= Józef Chyliński =

Polish resistance fighter (1904–1985)

Józef Chyliński (2 October 1904 — 9 June 1985) (codenames 'Kamień', 'Grom' and 'Julian') was a Polish soldier and resistance fighter, recipient of the Silver Star of the Virtuti Militari, Cross of Valour (Krzyż Walecznych) and Gold Cross of Merit with Swords (Krzyż Zasługi z Mieczami).

Jabłonowski, born in Gosslershausen (Jabłonowo Pomorskie), West Prussia (today Poland), graduated from military academy in Poznań. Before the war, he served in the HQ of Okrągu Korpusu nr VII under gen. Tadeusz Kutrzeba, and in 1938 was the officer in charge of the special forces section.

During the Invasion of Poland with the rank of captain he took part in the Battle of Modlin. He organized a chapter of Służba Zwycięstwu Polski (later transformed into Związek Walki Zbrojnej and then into Armia Krajowa) in Pomorze. He was instrumental in coordinating the activities of various Polish resistance organizations in the Pomorze region, until the majority of them merged into Armia Krajowa. After the death of Józef Ratajczak in May 1940, he was the unofficial commander of Polish resistance in Pomorze. From 1943 he was commander of staff of Komenda Okręgu Armii Krajowej Pomorze under Komendant Okręgu Jan Pałubicki (codename 'Janusz'). During that time, he lived mostly in Toruń, although every few months he traveled to Warsaw for meetings with commanders of AK (Stefan Rowecki and Tadeusz Komorowski).

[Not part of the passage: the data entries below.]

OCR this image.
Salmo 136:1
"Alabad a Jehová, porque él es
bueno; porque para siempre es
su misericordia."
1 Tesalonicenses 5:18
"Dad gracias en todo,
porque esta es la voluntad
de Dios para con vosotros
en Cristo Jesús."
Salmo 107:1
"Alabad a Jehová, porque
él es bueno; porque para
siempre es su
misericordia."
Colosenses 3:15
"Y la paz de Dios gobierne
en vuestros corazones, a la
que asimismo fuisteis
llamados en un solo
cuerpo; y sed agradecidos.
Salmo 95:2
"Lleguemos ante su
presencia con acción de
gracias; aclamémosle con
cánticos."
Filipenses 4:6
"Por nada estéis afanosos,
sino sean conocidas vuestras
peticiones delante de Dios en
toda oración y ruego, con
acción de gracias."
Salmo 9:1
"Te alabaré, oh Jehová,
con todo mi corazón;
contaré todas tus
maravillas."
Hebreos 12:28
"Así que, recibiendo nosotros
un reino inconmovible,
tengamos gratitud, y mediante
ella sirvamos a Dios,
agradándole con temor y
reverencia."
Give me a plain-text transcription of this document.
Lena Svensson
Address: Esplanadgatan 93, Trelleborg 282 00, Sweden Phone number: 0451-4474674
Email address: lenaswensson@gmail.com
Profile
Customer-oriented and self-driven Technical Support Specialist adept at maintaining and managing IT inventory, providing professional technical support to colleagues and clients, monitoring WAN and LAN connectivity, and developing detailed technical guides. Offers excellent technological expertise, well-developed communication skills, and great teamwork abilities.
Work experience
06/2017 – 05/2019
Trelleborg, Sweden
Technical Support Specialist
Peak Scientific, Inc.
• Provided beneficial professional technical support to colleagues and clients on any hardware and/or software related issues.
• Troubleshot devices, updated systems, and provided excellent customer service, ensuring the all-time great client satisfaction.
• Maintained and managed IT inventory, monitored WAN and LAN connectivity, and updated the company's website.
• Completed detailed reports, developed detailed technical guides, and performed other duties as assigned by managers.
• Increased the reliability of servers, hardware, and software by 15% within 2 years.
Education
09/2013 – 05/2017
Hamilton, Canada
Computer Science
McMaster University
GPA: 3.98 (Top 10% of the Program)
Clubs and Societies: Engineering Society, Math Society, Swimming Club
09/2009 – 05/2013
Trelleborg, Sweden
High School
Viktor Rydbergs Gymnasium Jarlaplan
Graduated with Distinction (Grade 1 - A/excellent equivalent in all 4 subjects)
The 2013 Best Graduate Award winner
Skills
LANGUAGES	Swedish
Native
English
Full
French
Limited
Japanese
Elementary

He was involved in the spying on the Peenemünde Nazi rocket facility, as one of the links between Polish operatives in the field, AK HQ, and through them, the Western Allies. Together with Marian Górski (codename "Wencel"), the chief of Kedyw espionage unit, he organized Operation Gotingen-Vulkan, involving spreading Polish resistance actions (espionage, sabotage, propaganda) throughout Germany itself.

His wife, a courier for the Polish resistance, died in the Warsaw Uprising, 1944.

From 1945 to 1947 he was imprisoned by the communist regime of the People's Republic of Poland. Released in 1947, he refused to join the communist Armia Ludowa, escaped through Sweden to the United Kingdom (where the Polish Government in Exile promoted him to Lieutenant Colonel), then emigrated to Toronto, Canada, where he lived the rest of his life.